As soon as he landed, his passport was taken and he was brought to be interviewed by border control officers, the affidavit states. (PA)

Djokovic's hearing began on January 10, during which the judge decided to reverse the cancellation of his visa and ordered his immediate release from detention.

The judge did however point out that Australian Immigration Minister, Alex Hawke, reserved the right to deport Djokovic at any time.

There was a lot of back and forth between Djokovic’s team and the Australian Government to resolve the issue entirely ahead of the tournament between January 10 and 12.

However, the Australian Border Force were continuing to investigate the “inconsistencies” in his documents - particularly focusing on his December PCR result and his movements prior to landing.

As he waited for a final decision on his visa status, Djokovic was drawn against Miomir Kecmanovic in the first round of the Australian Open.

However, just this morning, January 14, the Australian government cancelled Djokovic's visa for the second time.

Immigration minister Alex Hawke said he "carefully considered" all information before making his final decision.

"Today I exercised my power under section 133C(3) of the Migration Act to cancel the visa held by Mr Novak Djokovic on health and good order grounds" (PA)

He released a statement saying he had made the judgement to send Djokovic home "on health and good order grounds".

Mr.
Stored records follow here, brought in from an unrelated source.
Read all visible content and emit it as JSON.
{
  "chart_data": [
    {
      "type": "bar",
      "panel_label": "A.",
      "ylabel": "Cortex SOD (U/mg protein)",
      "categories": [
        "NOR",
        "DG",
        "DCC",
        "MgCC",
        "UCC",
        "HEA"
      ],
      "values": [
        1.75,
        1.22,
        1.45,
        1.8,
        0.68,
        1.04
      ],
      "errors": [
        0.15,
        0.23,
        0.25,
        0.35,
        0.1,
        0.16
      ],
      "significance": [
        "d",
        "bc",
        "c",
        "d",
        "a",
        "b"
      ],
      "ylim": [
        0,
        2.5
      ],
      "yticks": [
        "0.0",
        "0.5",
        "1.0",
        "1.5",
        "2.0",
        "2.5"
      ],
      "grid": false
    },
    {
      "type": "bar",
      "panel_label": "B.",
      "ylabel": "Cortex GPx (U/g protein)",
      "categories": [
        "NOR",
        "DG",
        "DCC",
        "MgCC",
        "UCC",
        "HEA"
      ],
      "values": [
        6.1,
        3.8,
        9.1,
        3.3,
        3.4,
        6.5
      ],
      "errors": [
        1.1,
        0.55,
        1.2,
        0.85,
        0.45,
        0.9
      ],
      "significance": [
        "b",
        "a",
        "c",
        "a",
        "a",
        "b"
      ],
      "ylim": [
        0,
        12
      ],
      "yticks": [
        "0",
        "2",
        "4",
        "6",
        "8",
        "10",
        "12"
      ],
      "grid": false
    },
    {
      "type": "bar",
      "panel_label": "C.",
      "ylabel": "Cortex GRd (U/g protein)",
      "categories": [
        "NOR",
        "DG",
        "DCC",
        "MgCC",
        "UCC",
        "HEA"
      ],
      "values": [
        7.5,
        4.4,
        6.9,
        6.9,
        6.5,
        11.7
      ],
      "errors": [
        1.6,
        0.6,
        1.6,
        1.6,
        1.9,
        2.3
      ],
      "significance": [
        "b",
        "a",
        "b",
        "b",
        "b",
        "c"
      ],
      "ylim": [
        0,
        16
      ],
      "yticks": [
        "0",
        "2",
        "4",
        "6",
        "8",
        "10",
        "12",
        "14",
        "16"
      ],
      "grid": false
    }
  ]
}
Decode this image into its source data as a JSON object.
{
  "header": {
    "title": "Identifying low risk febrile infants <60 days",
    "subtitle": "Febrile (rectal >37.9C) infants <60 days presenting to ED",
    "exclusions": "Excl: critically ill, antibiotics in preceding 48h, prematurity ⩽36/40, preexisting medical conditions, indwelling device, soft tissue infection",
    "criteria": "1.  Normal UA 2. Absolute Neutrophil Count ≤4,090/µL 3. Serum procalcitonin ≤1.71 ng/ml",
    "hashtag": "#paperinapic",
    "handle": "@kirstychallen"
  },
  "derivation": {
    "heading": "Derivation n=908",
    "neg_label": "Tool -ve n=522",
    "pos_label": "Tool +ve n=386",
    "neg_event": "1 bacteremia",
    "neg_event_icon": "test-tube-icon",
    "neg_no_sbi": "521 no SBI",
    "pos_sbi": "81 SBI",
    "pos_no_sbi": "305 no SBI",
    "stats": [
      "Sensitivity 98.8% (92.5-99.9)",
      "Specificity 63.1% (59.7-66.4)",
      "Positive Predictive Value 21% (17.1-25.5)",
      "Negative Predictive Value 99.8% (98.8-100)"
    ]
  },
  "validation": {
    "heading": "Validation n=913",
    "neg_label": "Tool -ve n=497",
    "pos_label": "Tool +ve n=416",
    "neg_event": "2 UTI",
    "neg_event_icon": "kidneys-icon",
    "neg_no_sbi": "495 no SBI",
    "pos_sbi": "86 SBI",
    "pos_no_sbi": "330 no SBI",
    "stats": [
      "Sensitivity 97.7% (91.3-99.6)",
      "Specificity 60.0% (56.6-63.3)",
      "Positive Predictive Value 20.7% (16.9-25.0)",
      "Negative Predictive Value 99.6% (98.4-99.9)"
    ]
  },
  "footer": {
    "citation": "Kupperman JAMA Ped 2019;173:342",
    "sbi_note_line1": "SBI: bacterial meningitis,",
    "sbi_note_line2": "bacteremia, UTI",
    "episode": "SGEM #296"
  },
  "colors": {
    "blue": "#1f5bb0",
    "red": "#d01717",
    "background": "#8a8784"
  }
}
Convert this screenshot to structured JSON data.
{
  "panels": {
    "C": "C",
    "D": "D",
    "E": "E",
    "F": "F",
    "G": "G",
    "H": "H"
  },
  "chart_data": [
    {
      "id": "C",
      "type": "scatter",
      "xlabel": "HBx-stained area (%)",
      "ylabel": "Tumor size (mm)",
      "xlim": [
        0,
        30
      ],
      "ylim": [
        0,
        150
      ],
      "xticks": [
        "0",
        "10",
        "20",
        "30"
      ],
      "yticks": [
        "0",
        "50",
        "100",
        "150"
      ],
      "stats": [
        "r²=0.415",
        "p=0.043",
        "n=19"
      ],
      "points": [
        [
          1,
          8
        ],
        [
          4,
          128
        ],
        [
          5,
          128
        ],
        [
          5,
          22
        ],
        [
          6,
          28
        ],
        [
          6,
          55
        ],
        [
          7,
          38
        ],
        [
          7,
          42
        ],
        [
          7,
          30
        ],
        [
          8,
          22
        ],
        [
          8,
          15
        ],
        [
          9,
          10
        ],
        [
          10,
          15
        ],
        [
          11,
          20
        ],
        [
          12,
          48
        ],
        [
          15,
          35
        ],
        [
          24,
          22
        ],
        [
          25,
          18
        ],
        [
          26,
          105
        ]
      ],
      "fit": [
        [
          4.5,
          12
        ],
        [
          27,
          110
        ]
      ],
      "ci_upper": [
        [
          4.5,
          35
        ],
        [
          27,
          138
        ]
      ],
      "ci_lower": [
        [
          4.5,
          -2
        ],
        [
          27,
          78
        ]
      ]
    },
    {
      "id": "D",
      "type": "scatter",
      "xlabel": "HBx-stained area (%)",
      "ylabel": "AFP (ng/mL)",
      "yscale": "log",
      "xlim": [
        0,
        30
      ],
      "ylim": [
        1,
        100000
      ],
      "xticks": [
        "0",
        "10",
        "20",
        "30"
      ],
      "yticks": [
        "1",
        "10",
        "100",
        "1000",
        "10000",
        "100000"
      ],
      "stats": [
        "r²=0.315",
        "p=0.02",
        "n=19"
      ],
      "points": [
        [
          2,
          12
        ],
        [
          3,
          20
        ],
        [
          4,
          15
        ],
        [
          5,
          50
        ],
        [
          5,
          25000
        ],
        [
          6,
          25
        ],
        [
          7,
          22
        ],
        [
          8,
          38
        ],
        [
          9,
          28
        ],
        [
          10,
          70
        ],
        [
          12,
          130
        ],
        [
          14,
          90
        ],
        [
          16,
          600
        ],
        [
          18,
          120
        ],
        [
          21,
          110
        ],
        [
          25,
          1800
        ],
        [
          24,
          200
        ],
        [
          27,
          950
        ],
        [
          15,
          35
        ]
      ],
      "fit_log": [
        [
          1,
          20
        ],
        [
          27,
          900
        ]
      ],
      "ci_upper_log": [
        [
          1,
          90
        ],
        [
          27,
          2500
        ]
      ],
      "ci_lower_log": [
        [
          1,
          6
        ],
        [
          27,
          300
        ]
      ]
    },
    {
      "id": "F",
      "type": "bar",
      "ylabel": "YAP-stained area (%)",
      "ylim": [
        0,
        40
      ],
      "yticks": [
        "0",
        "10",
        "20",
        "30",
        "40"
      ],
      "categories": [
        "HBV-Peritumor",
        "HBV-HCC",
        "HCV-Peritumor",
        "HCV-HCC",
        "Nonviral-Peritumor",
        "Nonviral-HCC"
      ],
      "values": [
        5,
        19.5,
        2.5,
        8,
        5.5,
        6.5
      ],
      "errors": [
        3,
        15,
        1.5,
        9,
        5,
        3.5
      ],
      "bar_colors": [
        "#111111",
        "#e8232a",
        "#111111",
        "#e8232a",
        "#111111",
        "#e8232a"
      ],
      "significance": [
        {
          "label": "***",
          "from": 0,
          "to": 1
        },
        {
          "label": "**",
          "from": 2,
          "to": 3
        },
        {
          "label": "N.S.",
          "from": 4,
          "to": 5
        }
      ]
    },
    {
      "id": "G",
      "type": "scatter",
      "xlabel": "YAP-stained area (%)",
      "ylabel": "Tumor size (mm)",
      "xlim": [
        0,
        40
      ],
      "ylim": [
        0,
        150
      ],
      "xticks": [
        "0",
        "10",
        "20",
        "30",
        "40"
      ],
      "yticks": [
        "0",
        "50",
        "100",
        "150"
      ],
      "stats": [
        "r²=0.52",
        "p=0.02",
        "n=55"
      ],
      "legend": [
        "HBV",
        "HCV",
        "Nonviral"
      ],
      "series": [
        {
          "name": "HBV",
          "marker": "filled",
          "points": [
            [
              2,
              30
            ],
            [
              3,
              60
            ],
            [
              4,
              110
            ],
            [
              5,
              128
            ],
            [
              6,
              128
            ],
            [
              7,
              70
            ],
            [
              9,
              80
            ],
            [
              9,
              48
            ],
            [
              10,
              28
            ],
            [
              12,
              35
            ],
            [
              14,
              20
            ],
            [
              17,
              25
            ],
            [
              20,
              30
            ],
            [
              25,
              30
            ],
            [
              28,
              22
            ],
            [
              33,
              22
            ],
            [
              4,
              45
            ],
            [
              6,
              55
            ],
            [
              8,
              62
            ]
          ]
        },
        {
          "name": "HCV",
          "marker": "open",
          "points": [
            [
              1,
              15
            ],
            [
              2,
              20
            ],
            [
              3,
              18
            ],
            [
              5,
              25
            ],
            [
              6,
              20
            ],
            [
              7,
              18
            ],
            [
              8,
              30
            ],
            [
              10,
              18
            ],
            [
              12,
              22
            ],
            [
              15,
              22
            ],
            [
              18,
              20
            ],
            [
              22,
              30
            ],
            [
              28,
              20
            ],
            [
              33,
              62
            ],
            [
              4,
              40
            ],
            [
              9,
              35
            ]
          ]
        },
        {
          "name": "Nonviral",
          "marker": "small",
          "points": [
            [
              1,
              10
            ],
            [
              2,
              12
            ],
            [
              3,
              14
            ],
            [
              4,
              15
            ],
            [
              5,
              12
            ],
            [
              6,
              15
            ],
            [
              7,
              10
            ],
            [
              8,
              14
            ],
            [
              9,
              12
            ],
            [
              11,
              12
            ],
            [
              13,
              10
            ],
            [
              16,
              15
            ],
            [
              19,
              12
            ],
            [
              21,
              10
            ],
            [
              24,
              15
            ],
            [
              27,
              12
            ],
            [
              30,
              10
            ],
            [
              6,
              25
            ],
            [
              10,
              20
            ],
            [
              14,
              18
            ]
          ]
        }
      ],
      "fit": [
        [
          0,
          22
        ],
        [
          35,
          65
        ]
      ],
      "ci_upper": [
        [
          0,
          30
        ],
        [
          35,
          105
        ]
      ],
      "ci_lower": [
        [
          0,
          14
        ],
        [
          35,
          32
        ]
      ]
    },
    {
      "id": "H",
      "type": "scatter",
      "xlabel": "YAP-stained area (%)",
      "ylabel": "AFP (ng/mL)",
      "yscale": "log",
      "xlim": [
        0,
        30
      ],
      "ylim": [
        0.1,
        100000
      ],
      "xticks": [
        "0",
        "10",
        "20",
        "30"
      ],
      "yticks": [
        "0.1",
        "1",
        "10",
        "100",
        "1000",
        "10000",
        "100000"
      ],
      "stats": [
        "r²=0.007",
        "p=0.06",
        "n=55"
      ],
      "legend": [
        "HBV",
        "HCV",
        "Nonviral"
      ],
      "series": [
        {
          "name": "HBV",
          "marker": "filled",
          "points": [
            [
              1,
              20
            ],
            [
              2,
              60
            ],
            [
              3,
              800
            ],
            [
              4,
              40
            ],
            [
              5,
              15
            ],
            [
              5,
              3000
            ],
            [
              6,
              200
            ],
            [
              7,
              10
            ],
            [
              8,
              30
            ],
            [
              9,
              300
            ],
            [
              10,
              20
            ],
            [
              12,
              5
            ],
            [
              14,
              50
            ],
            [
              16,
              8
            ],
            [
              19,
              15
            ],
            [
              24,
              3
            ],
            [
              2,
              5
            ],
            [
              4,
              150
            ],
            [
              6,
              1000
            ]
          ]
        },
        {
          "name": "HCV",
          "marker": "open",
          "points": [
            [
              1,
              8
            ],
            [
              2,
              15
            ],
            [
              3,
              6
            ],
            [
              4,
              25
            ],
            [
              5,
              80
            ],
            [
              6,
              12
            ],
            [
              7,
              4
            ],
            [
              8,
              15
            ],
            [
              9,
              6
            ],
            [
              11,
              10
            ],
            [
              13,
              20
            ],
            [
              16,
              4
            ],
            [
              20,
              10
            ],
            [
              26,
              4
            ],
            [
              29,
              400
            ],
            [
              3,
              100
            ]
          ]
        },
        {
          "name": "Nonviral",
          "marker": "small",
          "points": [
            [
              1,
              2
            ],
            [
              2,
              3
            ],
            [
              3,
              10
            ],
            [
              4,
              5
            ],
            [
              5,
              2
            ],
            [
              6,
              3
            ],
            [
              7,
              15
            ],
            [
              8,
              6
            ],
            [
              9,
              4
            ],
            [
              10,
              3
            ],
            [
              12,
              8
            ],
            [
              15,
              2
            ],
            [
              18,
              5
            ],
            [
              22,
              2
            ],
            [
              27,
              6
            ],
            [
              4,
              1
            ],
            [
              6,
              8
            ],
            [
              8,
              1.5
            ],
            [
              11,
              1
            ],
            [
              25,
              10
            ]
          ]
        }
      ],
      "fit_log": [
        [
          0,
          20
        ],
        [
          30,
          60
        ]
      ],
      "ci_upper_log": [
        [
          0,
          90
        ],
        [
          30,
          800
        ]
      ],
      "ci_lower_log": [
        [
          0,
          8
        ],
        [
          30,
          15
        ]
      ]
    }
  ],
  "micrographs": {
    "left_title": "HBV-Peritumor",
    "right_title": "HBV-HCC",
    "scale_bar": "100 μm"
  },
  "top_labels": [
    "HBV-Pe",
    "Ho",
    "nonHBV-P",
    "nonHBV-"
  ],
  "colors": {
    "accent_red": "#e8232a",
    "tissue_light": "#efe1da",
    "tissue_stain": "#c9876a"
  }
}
Hawke said: "Today I exercised my power under section 133C(3) of the Migration Act to cancel the visa held by Mr Novak Djokovic on health and good order grounds, on the basis that it was in the public interest to do so.

"This decision followed orders by the Federal Circuit and Family Court on 10 January 2022, quashing a prior cancellation decision on procedural fairness grounds.

"In making this decision, I carefully considered information provided to me by the Department of Home Affairs, the Australian Border Force and Mr Djokovic.

"The Morrison Government is firmly committed to protecting Australia's borders, particularly in relation to the Covid-19 pandemic."